Although majority of mire areas are intact, the northern part of Madiešēnu Bog have been affected by drainage. The largest ditches were dug in the 1930s and 40s and do not function anymore, whereas ditches dug later are still actively draining the bog and causing its degradation. This leads to increased decomposition of peat, increased emission of greenhouse gases, decline of sphagnum mosses and enhanced overgrowing with trees. The hydrological condition of the bog and rewetting options are being studied by the project hydrologist O. Aleksāns, including field surveys, field measurements (physical properties of bog waters, e.g. pH, electric conductivity, dissolved oxygen, temperature) and use of remote sensing data and hydrolgeological modelling. In the nearest future, also wells for monitoring the water table will be established.
Project hydrologist O. Aleksāns doing field measurements in the drained part of Madiešēnu Bog. Photo: I. Aleksāne.

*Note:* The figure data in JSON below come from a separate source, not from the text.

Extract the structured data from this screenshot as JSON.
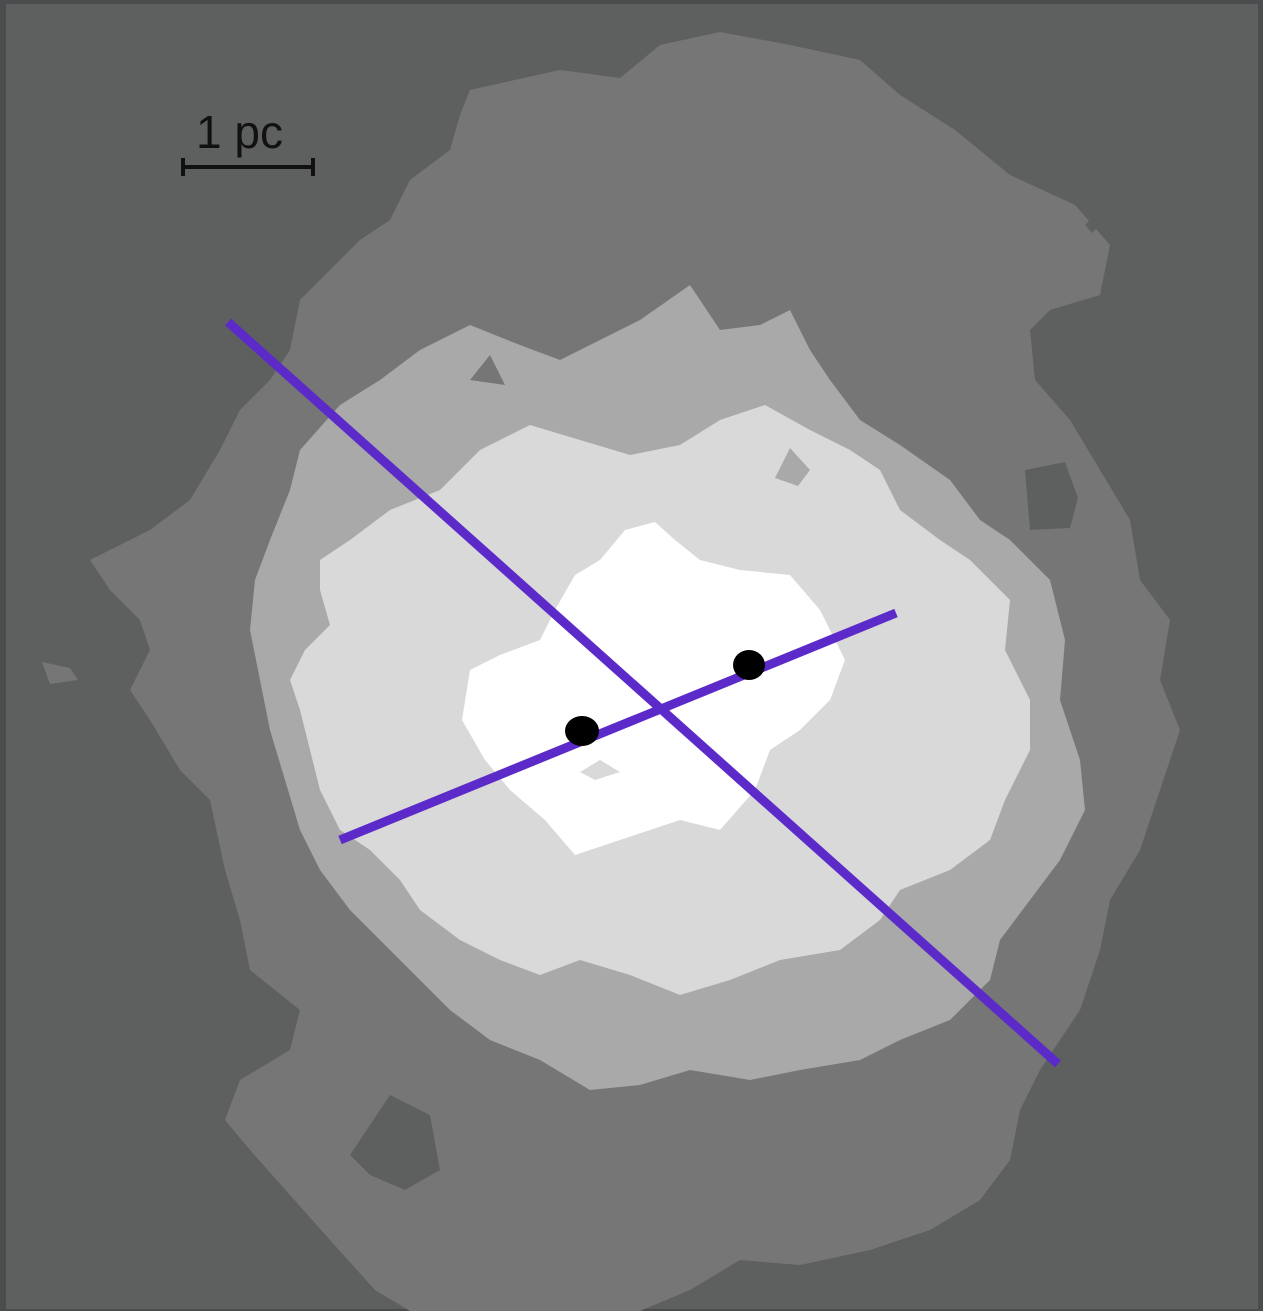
{
  "figure": {
    "scale_bar_label": "1 pc",
    "colors": {
      "frame": "#4a4c4e",
      "level0_background": "#5e605f",
      "level1": "#767676",
      "level2": "#a9a9a9",
      "level3": "#d9d9d9",
      "level4_peak": "#ffffff",
      "axes_lines": "#5b2ac9",
      "sources": "#000000",
      "scale_bar": "#111111"
    },
    "contour_levels": 5,
    "axis_lines": [
      "major-axis",
      "minor-axis"
    ],
    "point_sources": 2
  }
}
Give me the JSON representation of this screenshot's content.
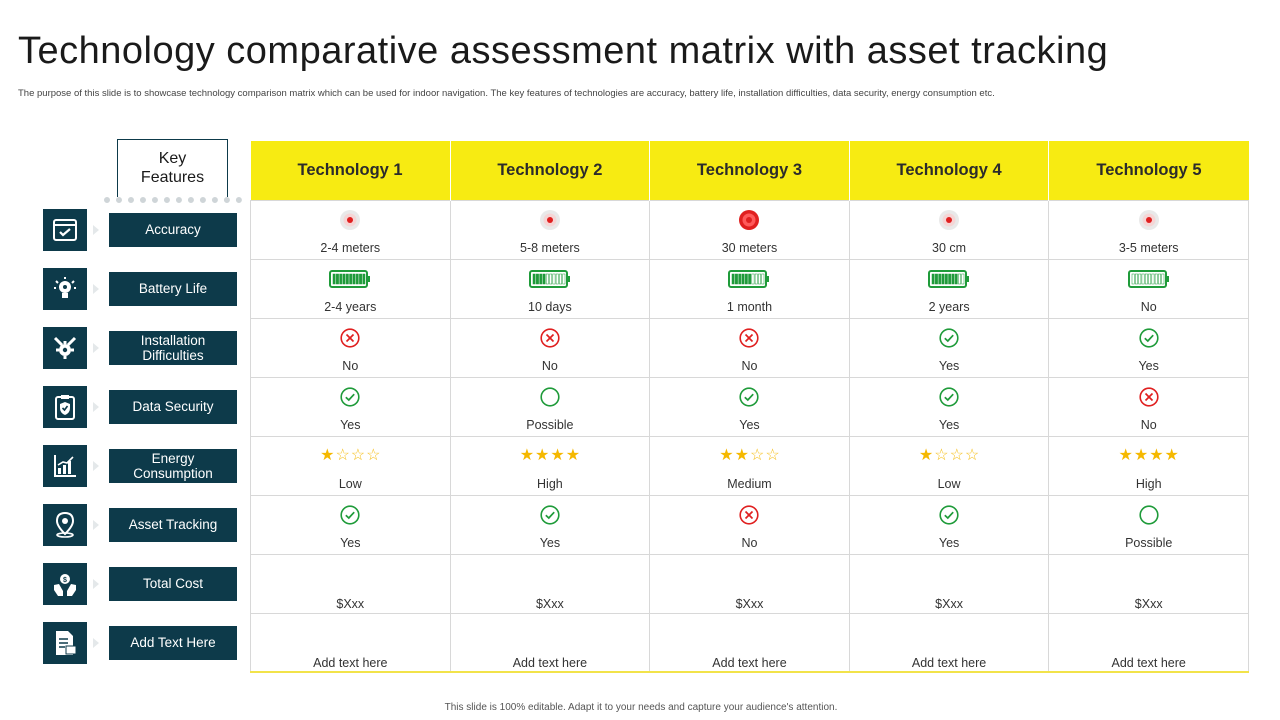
{
  "title": "Technology comparative assessment matrix with asset tracking",
  "subtitle": "The purpose of this slide is to showcase technology comparison matrix which can be used for indoor navigation. The key features of technologies are accuracy, battery life, installation difficulties, data security, energy consumption etc.",
  "footer": "This slide is 100% editable. Adapt it to your needs and capture your audience's attention.",
  "key_features_label": "Key Features",
  "columns": [
    "Technology 1",
    "Technology 2",
    "Technology 3",
    "Technology 4",
    "Technology 5"
  ],
  "rows": [
    {
      "label": "Accuracy",
      "icon": "browser-check-icon",
      "cells": [
        {
          "icon": "target-icon",
          "level": "faint",
          "text": "2-4 meters"
        },
        {
          "icon": "target-icon",
          "level": "faint",
          "text": "5-8 meters"
        },
        {
          "icon": "target-icon",
          "level": "strong",
          "text": "30 meters"
        },
        {
          "icon": "target-icon",
          "level": "faint",
          "text": "30 cm"
        },
        {
          "icon": "target-icon",
          "level": "faint",
          "text": "3-5 meters"
        }
      ]
    },
    {
      "label": "Battery Life",
      "icon": "bulb-gear-icon",
      "cells": [
        {
          "icon": "battery-icon",
          "level": 1.0,
          "text": "2-4 years"
        },
        {
          "icon": "battery-icon",
          "level": 0.4,
          "text": "10 days"
        },
        {
          "icon": "battery-icon",
          "level": 0.6,
          "text": "1 month"
        },
        {
          "icon": "battery-icon",
          "level": 0.8,
          "text": "2 years"
        },
        {
          "icon": "battery-icon",
          "level": 0.0,
          "text": "No"
        }
      ]
    },
    {
      "label": "Installation Difficulties",
      "icon": "wrench-gear-icon",
      "cells": [
        {
          "icon": "cross-circle-icon",
          "text": "No"
        },
        {
          "icon": "cross-circle-icon",
          "text": "No"
        },
        {
          "icon": "cross-circle-icon",
          "text": "No"
        },
        {
          "icon": "check-circle-icon",
          "text": "Yes"
        },
        {
          "icon": "check-circle-icon",
          "text": "Yes"
        }
      ]
    },
    {
      "label": "Data Security",
      "icon": "shield-clipboard-icon",
      "cells": [
        {
          "icon": "check-circle-icon",
          "text": "Yes"
        },
        {
          "icon": "empty-circle-icon",
          "text": "Possible"
        },
        {
          "icon": "check-circle-icon",
          "text": "Yes"
        },
        {
          "icon": "check-circle-icon",
          "text": "Yes"
        },
        {
          "icon": "cross-circle-icon",
          "text": "No"
        }
      ]
    },
    {
      "label": "Energy Consumption",
      "icon": "bar-chart-icon",
      "cells": [
        {
          "icon": "stars-icon",
          "rating": 1,
          "text": "Low"
        },
        {
          "icon": "stars-icon",
          "rating": 4,
          "text": "High"
        },
        {
          "icon": "stars-icon",
          "rating": 2,
          "text": "Medium"
        },
        {
          "icon": "stars-icon",
          "rating": 1,
          "text": "Low"
        },
        {
          "icon": "stars-icon",
          "rating": 4,
          "text": "High"
        }
      ]
    },
    {
      "label": "Asset Tracking",
      "icon": "location-pin-icon",
      "cells": [
        {
          "icon": "check-circle-icon",
          "text": "Yes"
        },
        {
          "icon": "check-circle-icon",
          "text": "Yes"
        },
        {
          "icon": "cross-circle-icon",
          "text": "No"
        },
        {
          "icon": "check-circle-icon",
          "text": "Yes"
        },
        {
          "icon": "empty-circle-icon",
          "text": "Possible"
        }
      ]
    },
    {
      "label": "Total Cost",
      "icon": "hand-money-icon",
      "cells": [
        {
          "icon": "none",
          "text": "$Xxx"
        },
        {
          "icon": "none",
          "text": "$Xxx"
        },
        {
          "icon": "none",
          "text": "$Xxx"
        },
        {
          "icon": "none",
          "text": "$Xxx"
        },
        {
          "icon": "none",
          "text": "$Xxx"
        }
      ]
    },
    {
      "label": "Add Text Here",
      "icon": "document-icon",
      "cells": [
        {
          "icon": "none",
          "text": "Add text here"
        },
        {
          "icon": "none",
          "text": "Add text here"
        },
        {
          "icon": "none",
          "text": "Add text here"
        },
        {
          "icon": "none",
          "text": "Add text here"
        },
        {
          "icon": "none",
          "text": "Add text here"
        }
      ]
    }
  ],
  "colors": {
    "header_yellow": "#f7eb12",
    "dark_teal": "#0d3a4a",
    "green": "#1f9b3a",
    "red": "#e02020",
    "star": "#f5b800"
  }
}
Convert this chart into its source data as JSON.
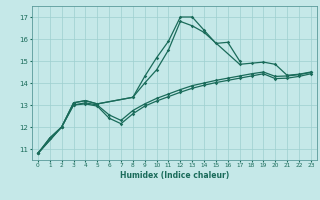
{
  "xlabel": "Humidex (Indice chaleur)",
  "xlim": [
    -0.5,
    23.5
  ],
  "ylim": [
    10.5,
    17.5
  ],
  "yticks": [
    11,
    12,
    13,
    14,
    15,
    16,
    17
  ],
  "xticks": [
    0,
    1,
    2,
    3,
    4,
    5,
    6,
    7,
    8,
    9,
    10,
    11,
    12,
    13,
    14,
    15,
    16,
    17,
    18,
    19,
    20,
    21,
    22,
    23
  ],
  "bg_color": "#c5e8e8",
  "grid_color": "#9ecfcf",
  "line_color": "#1a6b5a",
  "lines": [
    {
      "x": [
        0,
        1,
        2,
        3,
        4,
        5,
        8,
        9,
        10,
        11,
        12,
        13,
        14,
        15,
        16,
        17
      ],
      "y": [
        10.8,
        11.5,
        12.0,
        13.1,
        13.2,
        13.05,
        13.35,
        14.3,
        15.15,
        15.9,
        17.0,
        17.0,
        16.4,
        15.8,
        15.85,
        15.0
      ]
    },
    {
      "x": [
        0,
        1,
        2,
        3,
        4,
        5,
        8,
        9,
        10,
        11,
        12,
        13,
        14,
        17,
        18,
        19,
        20,
        21,
        22,
        23
      ],
      "y": [
        10.8,
        11.5,
        12.0,
        13.1,
        13.2,
        13.05,
        13.35,
        14.0,
        14.6,
        15.5,
        16.8,
        16.6,
        16.3,
        14.85,
        14.9,
        14.95,
        14.85,
        14.35,
        14.4,
        14.5
      ]
    },
    {
      "x": [
        0,
        2,
        3,
        4,
        5,
        6,
        7,
        8,
        9,
        10,
        11,
        12,
        13,
        14,
        15,
        16,
        17,
        18,
        19,
        20,
        21,
        22,
        23
      ],
      "y": [
        10.8,
        12.0,
        13.0,
        13.1,
        13.0,
        12.55,
        12.3,
        12.75,
        13.05,
        13.3,
        13.5,
        13.7,
        13.88,
        14.0,
        14.12,
        14.22,
        14.32,
        14.42,
        14.5,
        14.3,
        14.32,
        14.38,
        14.48
      ]
    },
    {
      "x": [
        0,
        2,
        3,
        4,
        5,
        6,
        7,
        8,
        9,
        10,
        11,
        12,
        13,
        14,
        15,
        16,
        17,
        18,
        19,
        20,
        21,
        22,
        23
      ],
      "y": [
        10.8,
        12.0,
        13.0,
        13.05,
        12.95,
        12.4,
        12.15,
        12.6,
        12.95,
        13.18,
        13.38,
        13.58,
        13.76,
        13.9,
        14.02,
        14.12,
        14.22,
        14.32,
        14.42,
        14.2,
        14.22,
        14.3,
        14.42
      ]
    }
  ]
}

During the meeting, several questions were discussed, including those related to the history of land use which is important to understand the current situation. The coordinator of the management plan presented the work schedule of the elaboration plan and invited all stakeholders to submit opinions. The expert group will continue working on the plan until mid-December, and then it will be available for public opinions.
A drainage ditch in the northern part of Madiešēnu Bog. There were well pronounced fluctuations of water table, leading to undesirable changes in bog vegetation, enhanced peat decomposition and greenhouse gas emissions. Photo: O. Aleksāns.